The essential documentation elements at each ANC contact are:
- Gestational age (by dates and by examination): state which is used for clinical decisions and why
- Weight and blood pressure (both arms; flag if ≥140/90)
- Fundal height in centimetres and gestational age concordance comment
- Fetal lie, presentation, and position
- Engagement status (especially from 36 weeks in primigravidae)
- Fetal heart rate and characteristics
- Abdominal girth
- Risk assessment summary: unchanged low-risk, or newly identified high-risk factor with management plan
- Counselling provided: danger signs, fetal movement monitoring, birth preparedness
When to order an ultrasound based on examination findings:
Ultrasound is not a substitute for clinical examination, but specific examination findings mandate sonographic evaluation:
- SFH discordance ≥3 cm from expected gestational age (evaluate biometry, AFI, placenta)
- Uncertain fetal presentation after 36 weeks (confirm with USG before planning delivery)
- Multiple fetuses suspected (uterus larger than dates + palpation of multiple poles)
- Absent or uncertain fetal heart tones (confirm fetal viability)
- Fundal height rising unusually rapidly over a 4-week interval (rule out polyhydramnios)

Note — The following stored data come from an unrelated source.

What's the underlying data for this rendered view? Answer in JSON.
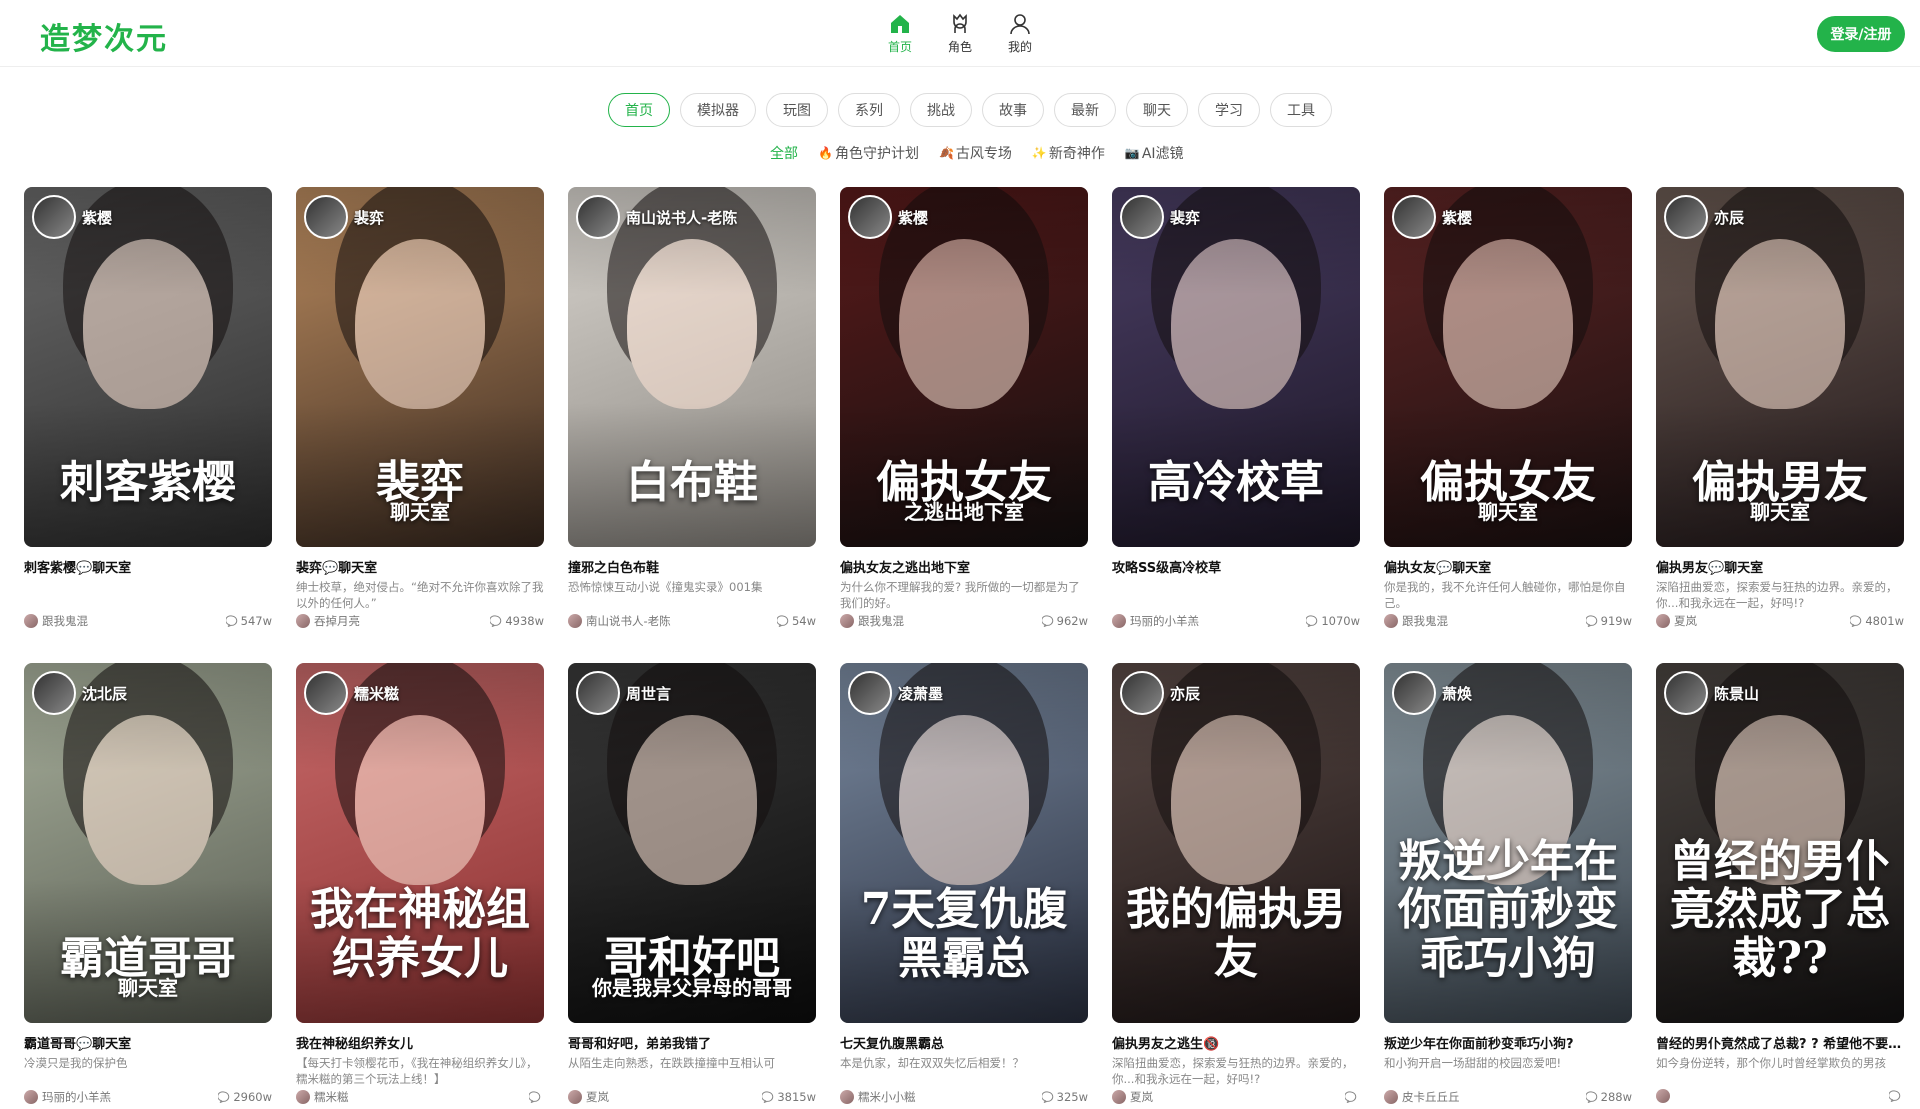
{
  "brand": {
    "logo": "造梦次元",
    "accent": "#23b34a"
  },
  "nav": [
    {
      "label": "首页",
      "icon": "home-icon",
      "active": true
    },
    {
      "label": "角色",
      "icon": "character-icon",
      "active": false
    },
    {
      "label": "我的",
      "icon": "user-icon",
      "active": false
    }
  ],
  "login_label": "登录/注册",
  "tabs": [
    "首页",
    "模拟器",
    "玩图",
    "系列",
    "挑战",
    "故事",
    "最新",
    "聊天",
    "学习",
    "工具"
  ],
  "subtabs": [
    {
      "label": "全部",
      "icon": ""
    },
    {
      "label": "角色守护计划",
      "icon": "🔥"
    },
    {
      "label": "古风专场",
      "icon": "🍂"
    },
    {
      "label": "新奇神作",
      "icon": "✨"
    },
    {
      "label": "AI滤镜",
      "icon": "📷"
    }
  ],
  "cards": [
    {
      "author": "紫樱",
      "cover_text": "刺客紫樱",
      "cover_sub": "",
      "bg": [
        "#6a6a6a",
        "#2c2c2c"
      ],
      "title": "刺客紫樱💬聊天室",
      "desc": "",
      "user": "跟我鬼混",
      "count": "547w"
    },
    {
      "author": "裴弈",
      "cover_text": "裴弈",
      "cover_sub": "聊天室",
      "bg": [
        "#b98a5e",
        "#3a2a20"
      ],
      "title": "裴弈💬聊天室",
      "desc": "绅士校草，绝对侵占。“绝对不允许你喜欢除了我以外的任何人。”",
      "user": "吞掉月亮",
      "count": "4938w"
    },
    {
      "author": "南山说书人-老陈",
      "cover_text": "白布鞋",
      "cover_sub": "",
      "bg": [
        "#d8d4ce",
        "#8a8680"
      ],
      "title": "撞邪之白色布鞋",
      "desc": "恐怖惊悚互动小说《撞鬼实录》001集",
      "user": "南山说书人-老陈",
      "count": "54w"
    },
    {
      "author": "紫樱",
      "cover_text": "偏执女友",
      "cover_sub": "之逃出地下室",
      "bg": [
        "#5a1a1a",
        "#141010"
      ],
      "title": "偏执女友之逃出地下室",
      "desc": "为什么你不理解我的爱? 我所做的一切都是为了我们的好。",
      "user": "跟我鬼混",
      "count": "962w"
    },
    {
      "author": "裴弈",
      "cover_text": "高冷校草",
      "cover_sub": "",
      "bg": [
        "#4a3e64",
        "#1c1626"
      ],
      "title": "攻略SS级高冷校草",
      "desc": "",
      "user": "玛丽的小羊羔",
      "count": "1070w"
    },
    {
      "author": "紫樱",
      "cover_text": "偏执女友",
      "cover_sub": "聊天室",
      "bg": [
        "#5e2424",
        "#1a1010"
      ],
      "title": "偏执女友💬聊天室",
      "desc": "你是我的，我不允许任何人触碰你，哪怕是你自己。",
      "user": "跟我鬼混",
      "count": "919w"
    },
    {
      "author": "亦辰",
      "cover_text": "偏执男友",
      "cover_sub": "聊天室",
      "bg": [
        "#6a5a52",
        "#22181a"
      ],
      "title": "偏执男友💬聊天室",
      "desc": "深陷扭曲爱恋，探索爱与狂热的边界。亲爱的，你...和我永远在一起，好吗!?",
      "user": "夏岚",
      "count": "4801w"
    },
    {
      "author": "沈北辰",
      "cover_text": "霸道哥哥",
      "cover_sub": "聊天室",
      "bg": [
        "#a8b09c",
        "#565a50"
      ],
      "title": "霸道哥哥💬聊天室",
      "desc": "冷漠只是我的保护色",
      "user": "玛丽的小羊羔",
      "count": "2960w"
    },
    {
      "author": "糯米糍",
      "cover_text": "我在神秘组织养女儿",
      "cover_sub": "",
      "bg": [
        "#c86a6a",
        "#8a3030"
      ],
      "title": "我在神秘组织养女儿",
      "desc": "【每天打卡领樱花币，《我在神秘组织养女儿》，糯米糍的第三个玩法上线！】",
      "user": "糯米糍",
      "count": ""
    },
    {
      "author": "周世言",
      "cover_text": "哥和好吧",
      "cover_sub": "你是我异父异母的哥哥",
      "bg": [
        "#3a3a3a",
        "#0c0c0c"
      ],
      "title": "哥哥和好吧，弟弟我错了",
      "desc": "从陌生走向熟悉，在跌跌撞撞中互相认可",
      "user": "夏岚",
      "count": "3815w"
    },
    {
      "author": "凌萧墨",
      "cover_text": "7天复仇腹黑霸总",
      "cover_sub": "",
      "bg": [
        "#7a8aa0",
        "#2a3040"
      ],
      "title": "七天复仇腹黑霸总",
      "desc": "本是仇家，却在双双失忆后相爱！？",
      "user": "糯米小小糍",
      "count": "325w"
    },
    {
      "author": "亦辰",
      "cover_text": "我的偏执男友",
      "cover_sub": "",
      "bg": [
        "#5a4a46",
        "#1c1414"
      ],
      "title": "偏执男友之逃生🔞",
      "desc": "深陷扭曲爱恋，探索爱与狂热的边界。亲爱的，你...和我永远在一起，好吗!?",
      "user": "夏岚",
      "count": ""
    },
    {
      "author": "萧焕",
      "cover_text": "叛逆少年在你面前秒变乖巧小狗",
      "cover_sub": "",
      "bg": [
        "#8a98a0",
        "#3c4650"
      ],
      "title": "叛逆少年在你面前秒变乖巧小狗?",
      "desc": "和小狗开启一场甜甜的校园恋爱吧!",
      "user": "皮卡丘丘丘",
      "count": "288w"
    },
    {
      "author": "陈景山",
      "cover_text": "曾经的男仆竟然成了总裁??",
      "cover_sub": "",
      "bg": [
        "#4a4440",
        "#141212"
      ],
      "title": "曾经的男仆竟然成了总裁? ? 希望他不要记恨我......",
      "desc": "如今身份逆转，那个你儿时曾经掌欺负的男孩",
      "user": "",
      "count": ""
    }
  ]
}
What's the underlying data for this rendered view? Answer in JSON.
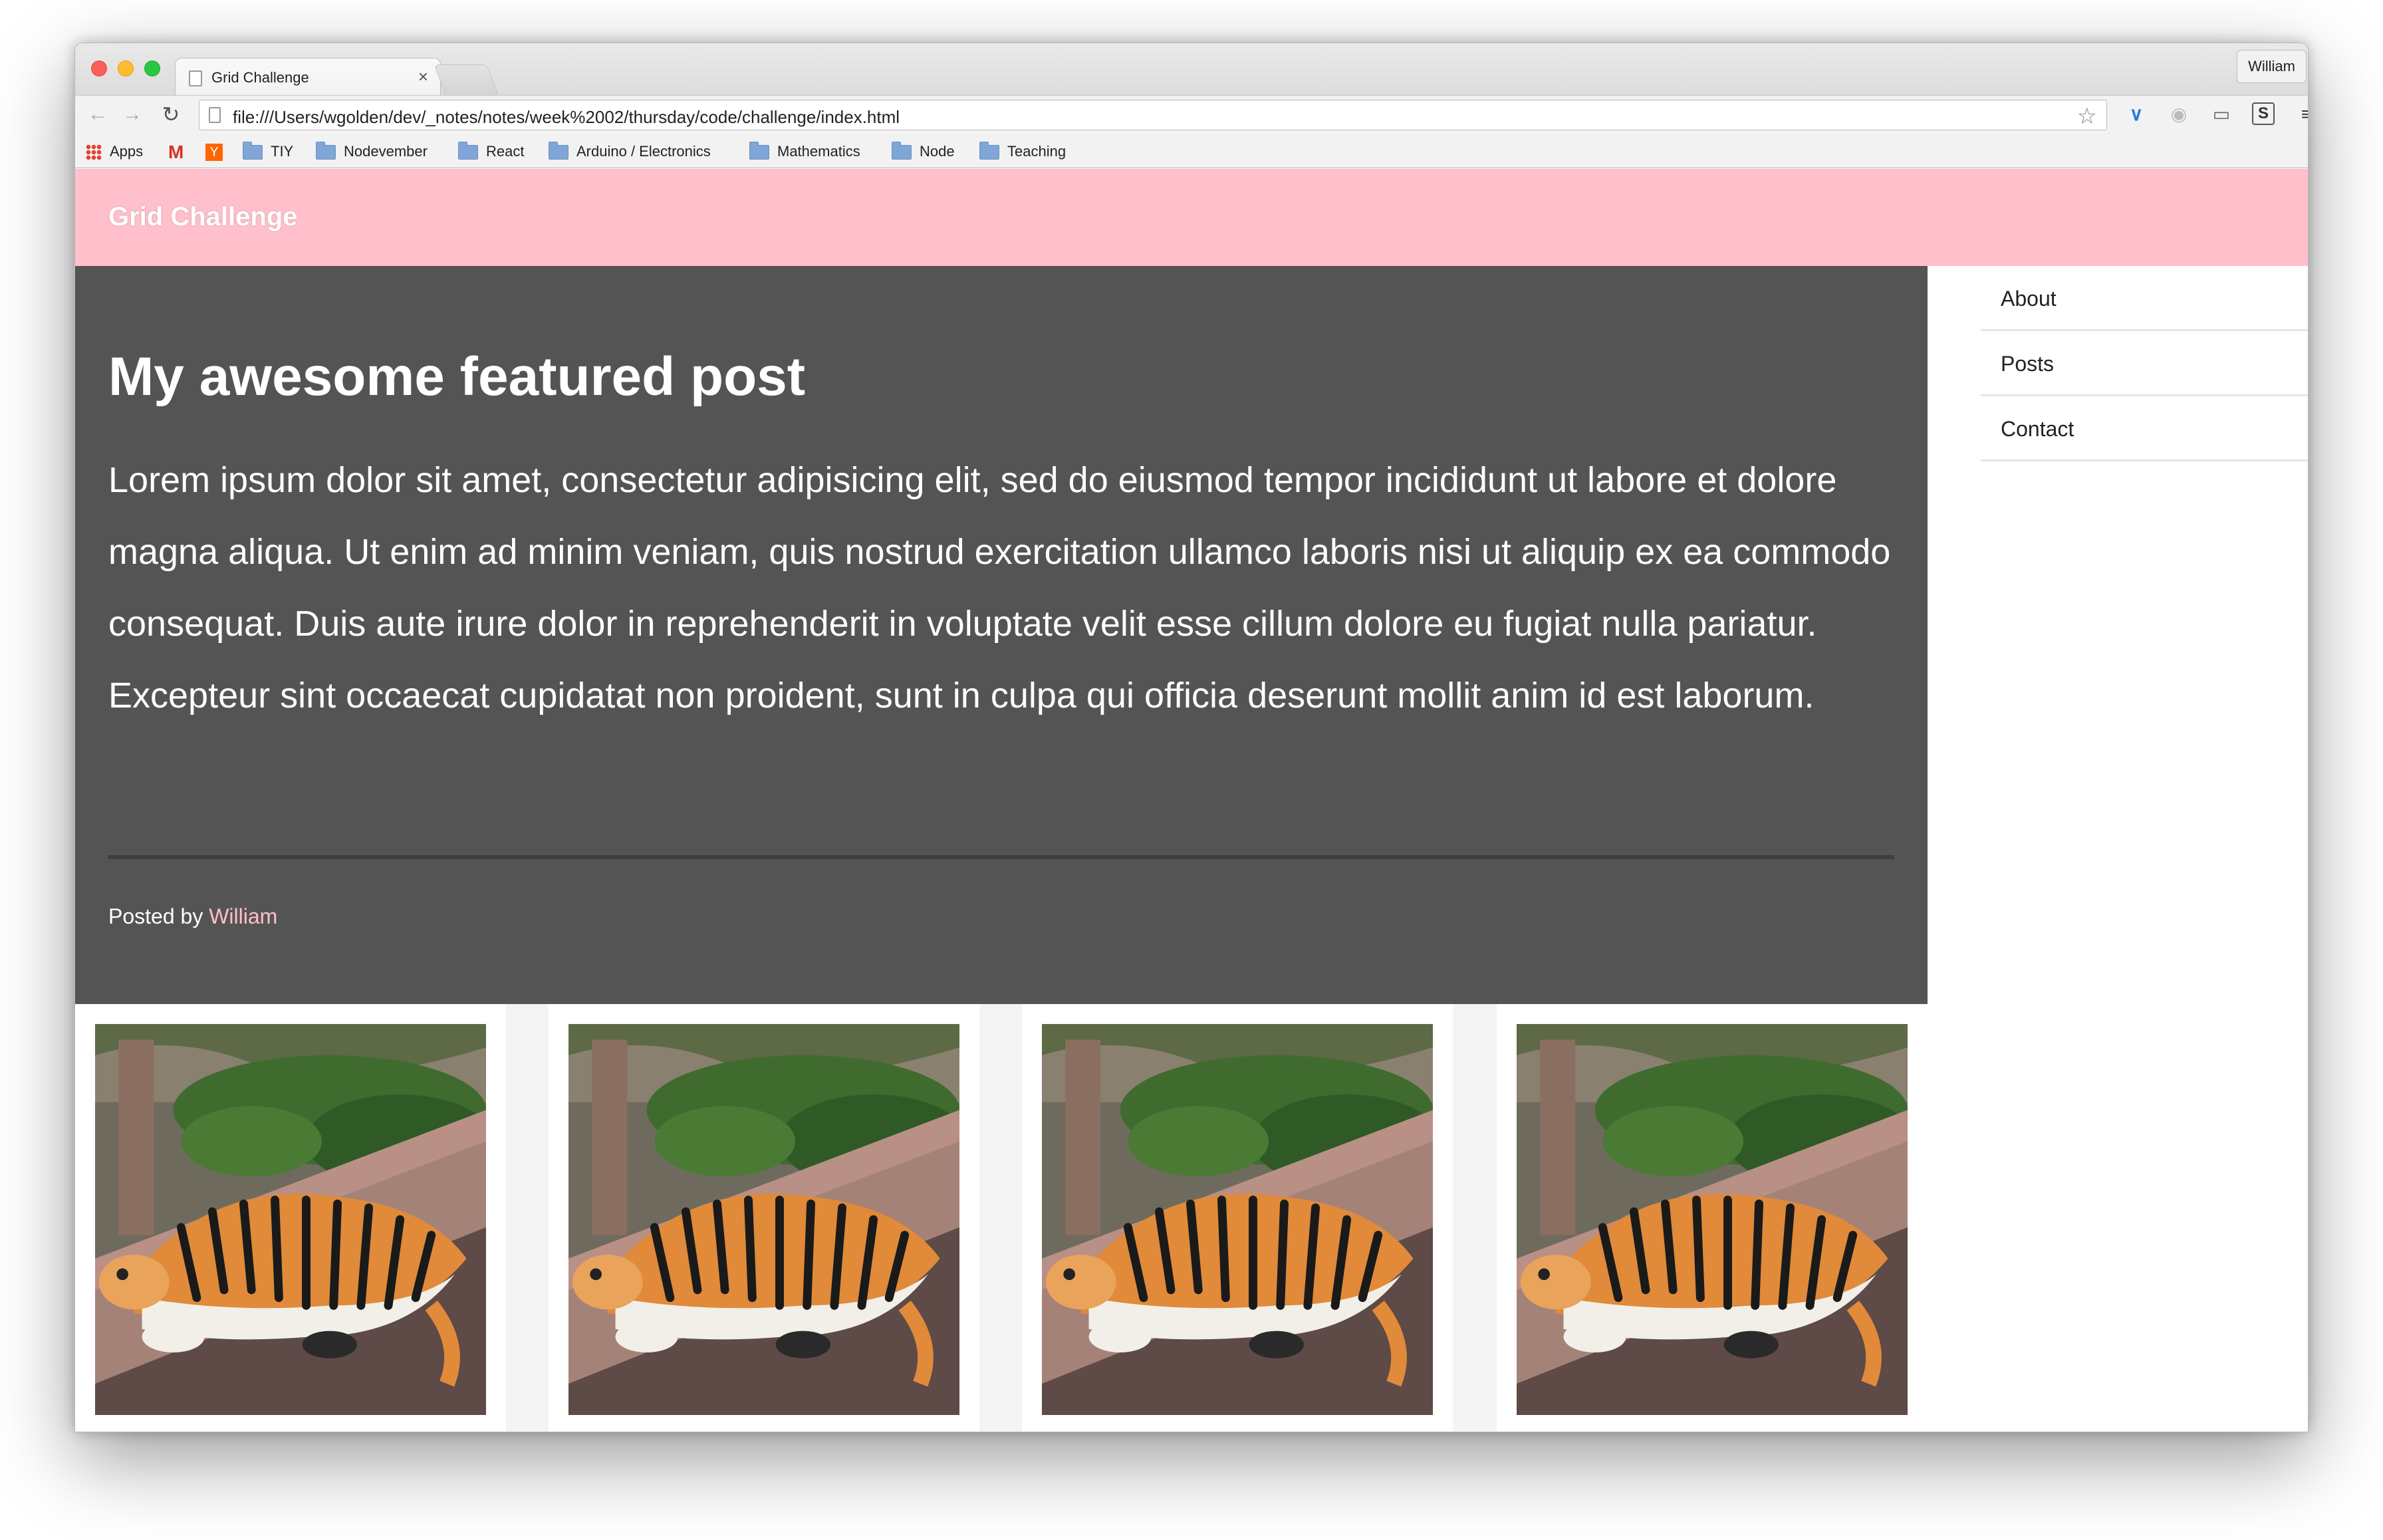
{
  "browser": {
    "tab_title": "Grid Challenge",
    "tab_close": "×",
    "profile_name": "William",
    "url": "file:///Users/wgolden/dev/_notes/notes/week%2002/thursday/code/challenge/index.html",
    "bookmarks": [
      {
        "label": "Apps",
        "icon": "apps-grid-icon"
      },
      {
        "label": "",
        "icon": "gmail-icon"
      },
      {
        "label": "",
        "icon": "ycombinator-icon"
      },
      {
        "label": "TIY",
        "icon": "folder-icon"
      },
      {
        "label": "Nodevember",
        "icon": "folder-icon"
      },
      {
        "label": "React",
        "icon": "folder-icon"
      },
      {
        "label": "Arduino / Electronics",
        "icon": "folder-icon"
      },
      {
        "label": "Mathematics",
        "icon": "folder-icon"
      },
      {
        "label": "Node",
        "icon": "folder-icon"
      },
      {
        "label": "Teaching",
        "icon": "folder-icon"
      }
    ]
  },
  "site": {
    "title": "Grid Challenge",
    "header_color": "#ffc0cb"
  },
  "featured": {
    "title": "My awesome featured post",
    "body": "Lorem ipsum dolor sit amet, consectetur adipisicing elit, sed do eiusmod tempor incididunt ut labore et dolore magna aliqua. Ut enim ad minim veniam, quis nostrud exercitation ullamco laboris nisi ut aliquip ex ea commodo consequat. Duis aute irure dolor in reprehenderit in voluptate velit esse cillum dolore eu fugiat nulla pariatur. Excepteur sint occaecat cupidatat non proident, sunt in culpa qui officia deserunt mollit anim id est laborum.",
    "posted_by_label": "Posted by",
    "author": "William",
    "background": "#555455"
  },
  "sidebar": {
    "items": [
      {
        "label": "About"
      },
      {
        "label": "Posts"
      },
      {
        "label": "Contact"
      }
    ]
  },
  "gallery": {
    "images": [
      {
        "subject": "tiger-image"
      },
      {
        "subject": "tiger-image"
      },
      {
        "subject": "tiger-image"
      },
      {
        "subject": "tiger-image"
      }
    ]
  }
}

Counselling the woman on examination findings:
Explain findings in simple, non-technical language: 'Your baby's head is down and in a good position — this means the baby is likely to come through the birth canal normally.' For an abnormal finding: 'I found that your baby is lying across the womb (transverse lie) — this is something we need to watch closely over the next few weeks. If it does not change to the normal head-down position, we will discuss options with you, which may include a procedure to turn the baby or planning a caesarean section.'
CLINICAL PEARL
The most common examination error in obstetrics is measuring SFH with the bladder full. A distended bladder can elevate the apparent fundal height by 2–4 cm, falsely suggesting macrosomia or polyhydramnios. Always ensure the woman empties her bladder before the abdominal examination. The second most common error is measuring SFH along the curve of the abdomen (following the contour of the round abdomen) instead of in a straight line from symphysis to fundus — the curvilinear measurement overestimates true fundal height. Use a measuring tape in a straight line, not draped over the contour. These two technical errors account for a significant proportion of false-positive SFH discordances that generate unnecessary investigation.